Pavel Tigrid's mission as an émigré journalist and publisher devoted to the cause of keeping alive the spirit of free thinking among Czech and Slovak intellectuals during the decades of Communist rule was accomplished with the Velvet Revolution of November 1989. With democracy restored in Czechoslovakia, Tigrid, by then 72 years old, appeared to be ready for a well-earned retirement. Instead, he embarked on a fresh career as a senior - though not party-political - official in the new administration.

First Tigrid worked as an adviser to his friend Vaclav Havel, the former dissident playwright, when Havel became post-Communist Czechoslovakia's first president. Later on, following the break-up of the Czechoslovak federation, he was appointed the Czech Republic's Minister of Culture. It was a controversial appointment, not least because at the end of his term in office - by then he was nearly 80 - Tigrid regretted that he had not been able to abolish his own post, and the entire ministry with it.

Even then Tigrid was not interested in retiring from public life. He returned to serve President Havel with a specific brief to help improve Czech-German relations. And, when the thaw between the two countries led to the establishment of a Czech-German Discussion Forum, Tigrid became one of its co-chairmen.

Tigrid was awarded the Federal Great Cross with Star, Germany's highest distinction, for his contribution to bringing about reconciliation between the two countries. In giving thanks for the decoration, Tigrid made it clear in his characteristic way that, even though his mother had been among those who were transported in a cattle wagon to the Auschwitz extermination camp during the Second World War, he could never agree with the manner in which Czechoslovakia forcibly expelled - often in the same cattle wagons - its own Sudeten German population after the war.

He was born Pavel Schönfeld into a Jewish family in Prague. He fled to Britain when Nazi Germany occupied Czechoslovakia in 1939 and throughout the war worked for the BBC's Czech service. It was when he started his career with the BBC that he adopted the pen-name Tigrid - apparently in a fit of absent-mindedness because while he was thinking of the river Tigris he made a mistake with the spelling.

Like many other Czech émigrés, Tigrid returned to his country of birth at the end of the war, but when the Communist coup d'état of 1948 overthrew the democratic regime, he chose exile for a second time. He worked in Munich for the Czechoslovak section of the then newly established US-financed Radio Free Europe, and became the head of the unit in the early 1950s.

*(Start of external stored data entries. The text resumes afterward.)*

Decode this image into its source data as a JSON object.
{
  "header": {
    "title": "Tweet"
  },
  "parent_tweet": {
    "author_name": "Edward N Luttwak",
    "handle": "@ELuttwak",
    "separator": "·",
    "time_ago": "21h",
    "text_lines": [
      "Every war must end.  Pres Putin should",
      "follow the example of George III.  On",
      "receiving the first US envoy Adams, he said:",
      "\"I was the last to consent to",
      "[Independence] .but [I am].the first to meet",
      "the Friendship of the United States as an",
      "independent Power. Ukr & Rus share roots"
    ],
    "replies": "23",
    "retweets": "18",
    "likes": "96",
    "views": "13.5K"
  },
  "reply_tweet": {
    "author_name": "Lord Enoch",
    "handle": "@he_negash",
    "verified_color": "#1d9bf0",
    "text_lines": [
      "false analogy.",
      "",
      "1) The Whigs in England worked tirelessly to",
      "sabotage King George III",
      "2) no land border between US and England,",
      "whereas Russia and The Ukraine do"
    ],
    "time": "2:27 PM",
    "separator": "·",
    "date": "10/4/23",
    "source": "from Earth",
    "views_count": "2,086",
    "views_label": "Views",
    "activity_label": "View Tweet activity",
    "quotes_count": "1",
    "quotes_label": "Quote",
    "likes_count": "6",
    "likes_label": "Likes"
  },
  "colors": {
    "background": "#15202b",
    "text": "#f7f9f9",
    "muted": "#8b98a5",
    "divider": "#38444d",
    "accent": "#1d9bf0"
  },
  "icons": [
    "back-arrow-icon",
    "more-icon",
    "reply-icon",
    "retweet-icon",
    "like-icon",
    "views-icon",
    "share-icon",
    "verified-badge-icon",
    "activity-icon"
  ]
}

Tigrid's key contribution came with the founding in 1956 of the influential Czechoslovak exile magazine Svedectvi ("Testimony"). For over three decades that cultural-political periodical served as a forum for writers, artists and intellectuals of all kinds to publish works that could not appear in the state-controlled media in Czechoslovakia. Although Tigrid's own political views were largely conservative, one of the main virtues of Svedectvi was the broad range of opinions that were given access to the public through its columns. Firm anti-Communists and representatives of reform Communist movement shared its pages.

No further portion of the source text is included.